Ford is another car manufacturer stepping towards autonomous driving, with vehicles being tested in Pittsburgh, Palo Alto, Miami, Washington D.C. and Detroit. With its partner Argo AI, Ford plans to trial its fleet of self-driving cars in Austin, intending to launch a wider-reaching autonomous taxi and delivery service in 2021.

Apart from the development of such vehicles, many brands are also seeking autonomous vehicles for their business. For instance, retail giant Walmart is using autonomous cargo vans to deliver groceries in Arizona. In late December, the company announced to expand its driverless delivery capabilities in Arkansas with autonomous vehicle company Gatik. Conversely, Pizza Hut is working with Toyota to deliver pizzas via autonomous vehicles.

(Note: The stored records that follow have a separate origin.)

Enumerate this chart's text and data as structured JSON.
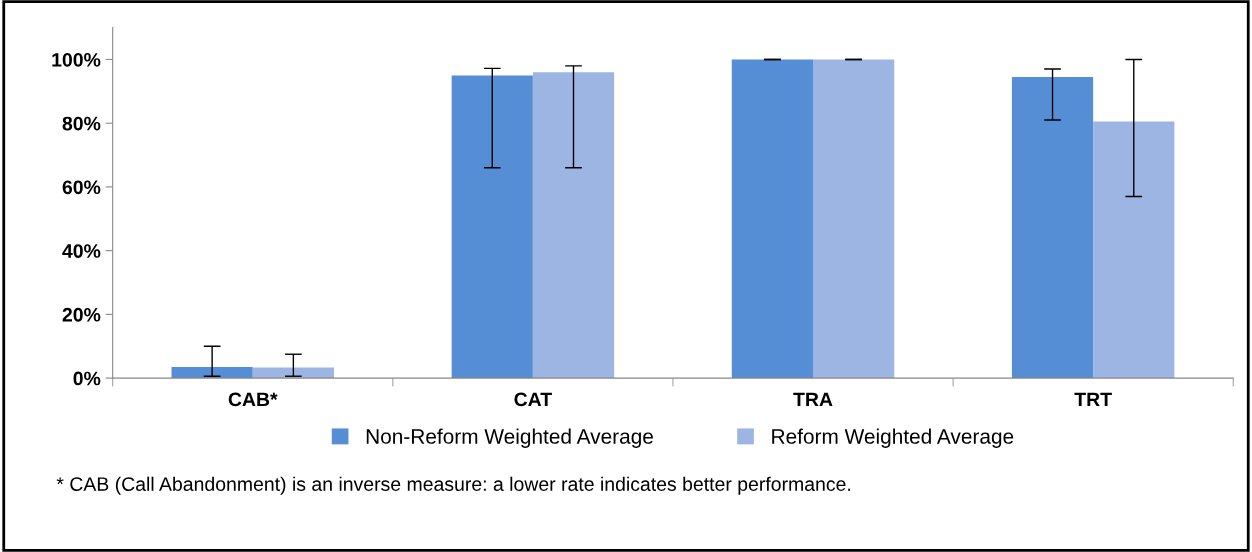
{
  "chart_data": {
    "type": "bar",
    "categories": [
      "CAB*",
      "CAT",
      "TRA",
      "TRT"
    ],
    "series": [
      {
        "name": "Non-Reform Weighted Average",
        "color": "#558ed5",
        "values": [
          3.5,
          95,
          100,
          94.5
        ],
        "errors": [
          [
            0.6,
            10
          ],
          [
            66,
            97.2
          ],
          [
            100,
            100
          ],
          [
            81,
            97
          ]
        ]
      },
      {
        "name": "Reform Weighted Average",
        "color": "#9db5e3",
        "values": [
          3.3,
          96,
          100,
          80.5
        ],
        "errors": [
          [
            0.6,
            7.5
          ],
          [
            66,
            98
          ],
          [
            100,
            100
          ],
          [
            57,
            100
          ]
        ]
      }
    ],
    "ylim": [
      0,
      110
    ],
    "yticks": [
      {
        "value": 0,
        "label": "0%"
      },
      {
        "value": 20,
        "label": "20%"
      },
      {
        "value": 40,
        "label": "40%"
      },
      {
        "value": 60,
        "label": "60%"
      },
      {
        "value": 80,
        "label": "80%"
      },
      {
        "value": 100,
        "label": "100%"
      }
    ],
    "grid": false,
    "legend": "bottom",
    "annotations": [
      "* CAB (Call Abandonment) is an inverse measure: a lower rate indicates better performance."
    ]
  }
}
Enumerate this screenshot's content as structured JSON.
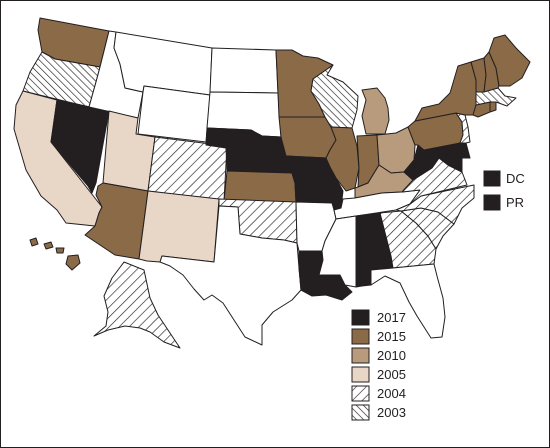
{
  "colors": {
    "y2017": "#231f20",
    "y2015": "#8b6a47",
    "y2010": "#b89a7c",
    "y2005": "#e8d6c6",
    "hatch_line": "#231f20",
    "none": "#ffffff",
    "stroke": "#231f20"
  },
  "legend": {
    "items": [
      {
        "label": "2017",
        "fill": "y2017"
      },
      {
        "label": "2015",
        "fill": "y2015"
      },
      {
        "label": "2010",
        "fill": "y2010"
      },
      {
        "label": "2005",
        "fill": "y2005"
      },
      {
        "label": "2004",
        "fill": "hatch-fwd"
      },
      {
        "label": "2003",
        "fill": "hatch-back"
      }
    ]
  },
  "territories": [
    {
      "label": "DC",
      "fill": "y2017"
    },
    {
      "label": "PR",
      "fill": "y2017"
    }
  ],
  "states": {
    "WA": "y2015",
    "OR": "hatch-back",
    "CA": "y2005",
    "NV": "y2017",
    "ID": "none",
    "MT": "none",
    "WY": "none",
    "UT": "y2005",
    "AZ": "y2015",
    "CO": "hatch-fwd",
    "NM": "y2005",
    "ND": "none",
    "SD": "none",
    "NE": "y2017",
    "KS": "y2015",
    "OK": "hatch-fwd",
    "TX": "none",
    "MN": "y2015",
    "IA": "y2015",
    "MO": "y2017",
    "AR": "none",
    "LA": "y2017",
    "WI": "hatch-back",
    "IL": "y2015",
    "MI": "y2010",
    "IN": "y2015",
    "OH": "y2010",
    "KY": "y2010",
    "TN": "none",
    "MS": "none",
    "AL": "y2017",
    "GA": "hatch-fwd",
    "FL": "none",
    "SC": "hatch-fwd",
    "NC": "hatch-fwd",
    "VA": "hatch-fwd",
    "WV": "y2017",
    "MD": "y2017",
    "DE": "y2017",
    "PA": "y2015",
    "NJ": "hatch-fwd",
    "NY": "y2015",
    "CT": "y2015",
    "RI": "y2015",
    "MA": "hatch-back",
    "VT": "y2015",
    "NH": "y2015",
    "ME": "y2015",
    "AK": "hatch-fwd",
    "HI": "y2015"
  }
}
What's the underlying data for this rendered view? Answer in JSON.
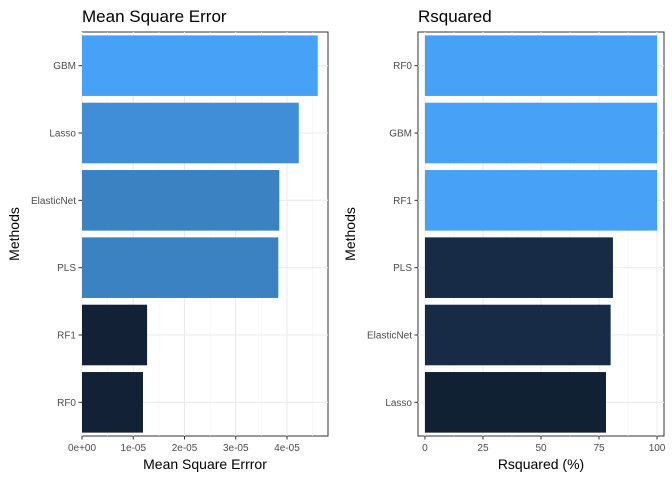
{
  "chart_data": [
    {
      "type": "bar",
      "orientation": "horizontal",
      "title": "Mean Square Error",
      "xlabel": "Mean Square Errror",
      "ylabel": "Methods",
      "categories": [
        "GBM",
        "Lasso",
        "ElasticNet",
        "PLS",
        "RF1",
        "RF0"
      ],
      "values": [
        4.6e-05,
        4.23e-05,
        3.85e-05,
        3.83e-05,
        1.27e-05,
        1.19e-05
      ],
      "colors": [
        "#47A2F7",
        "#418ED8",
        "#3B82C3",
        "#3B82C3",
        "#132136",
        "#132136"
      ],
      "xlim": [
        0,
        4.8e-05
      ],
      "x_ticks": [
        0,
        1e-05,
        2e-05,
        3e-05,
        4e-05
      ],
      "x_tick_labels": [
        "0e+00",
        "1e-05",
        "2e-05",
        "3e-05",
        "4e-05"
      ],
      "grid": true,
      "legend": "none"
    },
    {
      "type": "bar",
      "orientation": "horizontal",
      "title": "Rsquared",
      "xlabel": "Rsquared (%)",
      "ylabel": "Methods",
      "categories": [
        "RF0",
        "GBM",
        "RF1",
        "PLS",
        "ElasticNet",
        "Lasso"
      ],
      "values": [
        100,
        100,
        100,
        81,
        80,
        78
      ],
      "colors": [
        "#47A2F7",
        "#47A2F7",
        "#47A2F7",
        "#172B47",
        "#172B47",
        "#112134"
      ],
      "xlim": [
        -3,
        103
      ],
      "x_ticks": [
        0,
        25,
        50,
        75,
        100
      ],
      "x_tick_labels": [
        "0",
        "25",
        "50",
        "75",
        "100"
      ],
      "grid": true,
      "legend": "none"
    }
  ]
}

While autonomous vehicles will play a crucial role in the future of automotive, devices powered by IoT provide inclusive information about the condition and performance of each vehicle as well as the driver's behavior. This technology will also help in fleet management by offering to a fleet manager real-time location monitoring of the fleet, tracking traffic conditions on the road, measuring weight/volume of cargo that the fleet is carrying, and providing time and driver management. The IoT technology will enable cars to connect over an IoT network called CV2X (cellular vehicle to everything) that connects vehicles and smart transport systems with each other. Moreover, IoT in automotive will open new avenues for car manufacturers and buyers worldwide.